Landasan konstitusioanl yang mengatur tentang ketenagakerjaan disebutkan pada pembukaan dan batang tubuh UUD 1945. Pembukaan UUD 1945, suasana batiniah serta cita-cita hukum dari UUD 1945, yang tidak lain bersumber dan berjiwai oleh falsafah pancasila. Suasana batiniah dan cita-cita hukum tersebut selanjutnya dijelmahkan di dalam batang tubuh. Perihal isi ketentuan dalam batang yang ada relevansinya dengan masalah ketenagakerjaan,terutamadi tentukan pada Pasal 5 ayat (1)[2], Pasal 20 ayat (2)[3], Pasal 27 ayat (2)[4], Pasal 28[5], dan Pasal 33 ayat (1)[6] UUD 1945,
Sebenarnya dengan lahirnya UU No. 13 Tahun 2003 tentang ketenagakerjaan ini menjadi awal yang segar dalam semangat pembaharuan hukum nasioanl. Yang bertujuan untuk pelindungan hukum kepada ketenagakerja, hal ini bisa pelihat didalam UU No. 13 Tahun 2003 yang landasan, asas, dan tujuan
1.      Pembangunan ketenagakerjaan berlandaskan Pancasila dan Undang Undang Dasar Negara Republik Indonesia Tahun 1945(Pasal 2)
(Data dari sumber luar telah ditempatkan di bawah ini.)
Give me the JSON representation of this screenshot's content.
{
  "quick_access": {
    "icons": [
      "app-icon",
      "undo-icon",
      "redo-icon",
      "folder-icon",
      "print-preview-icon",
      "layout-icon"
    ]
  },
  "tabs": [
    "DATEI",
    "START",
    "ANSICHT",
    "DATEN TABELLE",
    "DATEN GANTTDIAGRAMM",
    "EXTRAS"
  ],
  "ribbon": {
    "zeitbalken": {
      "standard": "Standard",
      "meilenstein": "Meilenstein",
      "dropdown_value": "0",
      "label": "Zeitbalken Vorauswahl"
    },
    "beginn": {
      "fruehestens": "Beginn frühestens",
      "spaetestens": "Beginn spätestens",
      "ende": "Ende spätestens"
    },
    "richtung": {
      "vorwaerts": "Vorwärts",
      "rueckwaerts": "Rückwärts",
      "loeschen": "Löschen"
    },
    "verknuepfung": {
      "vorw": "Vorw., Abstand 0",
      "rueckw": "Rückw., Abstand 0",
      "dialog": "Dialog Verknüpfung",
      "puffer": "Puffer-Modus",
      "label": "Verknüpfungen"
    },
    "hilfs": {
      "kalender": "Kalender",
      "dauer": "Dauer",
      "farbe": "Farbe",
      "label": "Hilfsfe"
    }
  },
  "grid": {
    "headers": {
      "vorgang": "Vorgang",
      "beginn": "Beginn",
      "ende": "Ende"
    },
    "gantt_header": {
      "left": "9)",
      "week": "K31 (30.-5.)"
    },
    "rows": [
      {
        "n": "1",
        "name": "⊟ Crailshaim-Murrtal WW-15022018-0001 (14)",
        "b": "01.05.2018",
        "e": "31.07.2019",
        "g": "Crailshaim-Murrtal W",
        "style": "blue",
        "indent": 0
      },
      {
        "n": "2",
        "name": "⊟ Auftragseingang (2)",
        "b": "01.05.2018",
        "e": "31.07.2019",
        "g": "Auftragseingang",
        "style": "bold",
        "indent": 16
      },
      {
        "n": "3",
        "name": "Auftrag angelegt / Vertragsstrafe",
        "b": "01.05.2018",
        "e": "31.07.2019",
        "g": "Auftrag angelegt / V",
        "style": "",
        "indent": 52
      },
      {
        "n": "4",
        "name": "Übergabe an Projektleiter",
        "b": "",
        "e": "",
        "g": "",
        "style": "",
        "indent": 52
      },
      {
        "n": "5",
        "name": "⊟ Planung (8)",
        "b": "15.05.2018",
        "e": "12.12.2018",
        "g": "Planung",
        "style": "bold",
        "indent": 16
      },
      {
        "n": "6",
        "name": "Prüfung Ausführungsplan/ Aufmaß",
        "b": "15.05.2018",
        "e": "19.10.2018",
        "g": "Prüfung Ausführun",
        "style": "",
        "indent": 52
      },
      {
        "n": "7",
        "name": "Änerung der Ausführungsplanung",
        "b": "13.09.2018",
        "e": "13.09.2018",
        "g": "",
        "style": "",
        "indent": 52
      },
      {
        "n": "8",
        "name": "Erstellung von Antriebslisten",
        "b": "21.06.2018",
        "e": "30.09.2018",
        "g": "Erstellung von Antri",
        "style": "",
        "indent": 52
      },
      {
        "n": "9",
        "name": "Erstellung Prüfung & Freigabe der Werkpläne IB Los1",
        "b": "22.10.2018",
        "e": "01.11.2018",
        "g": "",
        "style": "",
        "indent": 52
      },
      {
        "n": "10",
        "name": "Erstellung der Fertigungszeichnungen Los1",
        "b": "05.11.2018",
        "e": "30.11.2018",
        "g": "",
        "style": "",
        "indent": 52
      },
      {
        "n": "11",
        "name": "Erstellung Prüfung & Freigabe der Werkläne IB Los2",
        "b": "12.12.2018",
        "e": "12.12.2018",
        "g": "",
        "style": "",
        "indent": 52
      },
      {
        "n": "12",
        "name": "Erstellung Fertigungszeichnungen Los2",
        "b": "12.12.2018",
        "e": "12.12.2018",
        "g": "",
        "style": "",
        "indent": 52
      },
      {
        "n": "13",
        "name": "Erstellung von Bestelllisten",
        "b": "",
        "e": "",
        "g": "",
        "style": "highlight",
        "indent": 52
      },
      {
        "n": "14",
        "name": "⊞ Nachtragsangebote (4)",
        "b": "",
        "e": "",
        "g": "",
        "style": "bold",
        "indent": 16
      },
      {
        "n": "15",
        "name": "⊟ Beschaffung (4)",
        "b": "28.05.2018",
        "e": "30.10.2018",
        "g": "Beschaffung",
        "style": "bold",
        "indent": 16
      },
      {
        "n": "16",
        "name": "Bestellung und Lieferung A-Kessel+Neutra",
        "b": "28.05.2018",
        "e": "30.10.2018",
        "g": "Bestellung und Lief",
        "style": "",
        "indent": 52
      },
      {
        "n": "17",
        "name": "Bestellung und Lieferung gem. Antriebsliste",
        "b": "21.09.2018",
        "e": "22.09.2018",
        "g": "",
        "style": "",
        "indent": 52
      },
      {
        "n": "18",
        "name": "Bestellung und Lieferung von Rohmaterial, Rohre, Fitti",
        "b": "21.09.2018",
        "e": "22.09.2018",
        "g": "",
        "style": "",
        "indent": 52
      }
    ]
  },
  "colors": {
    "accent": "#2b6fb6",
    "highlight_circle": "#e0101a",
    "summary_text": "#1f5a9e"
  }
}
2.       Pembangunan ketenagakerjaan diselenggarakan atas asas keterpaduan dengan melalui koordinasi fungsional lintas sektoral pusat dan daerah(Pasal 3)
3.      Pembangunan ketenagakerjaan bertujuan(Pasal 4) :
a. memberdayakan dan mendayagunakan tenaga kerja secara optimal dan manusiawi;
b. mewujudkan pemerataan kesempatan kerja dan penyediaan tenaga kerja yang sesuai dengan kebutuhan pembangunan nasional dan daerah;
c. memberikan perlindungan kepada tenaga kerja dalam mewujudkan kesejahteraan; dan
d. meningkatkan kesejahteraan tenaga kerja dan keluarganya.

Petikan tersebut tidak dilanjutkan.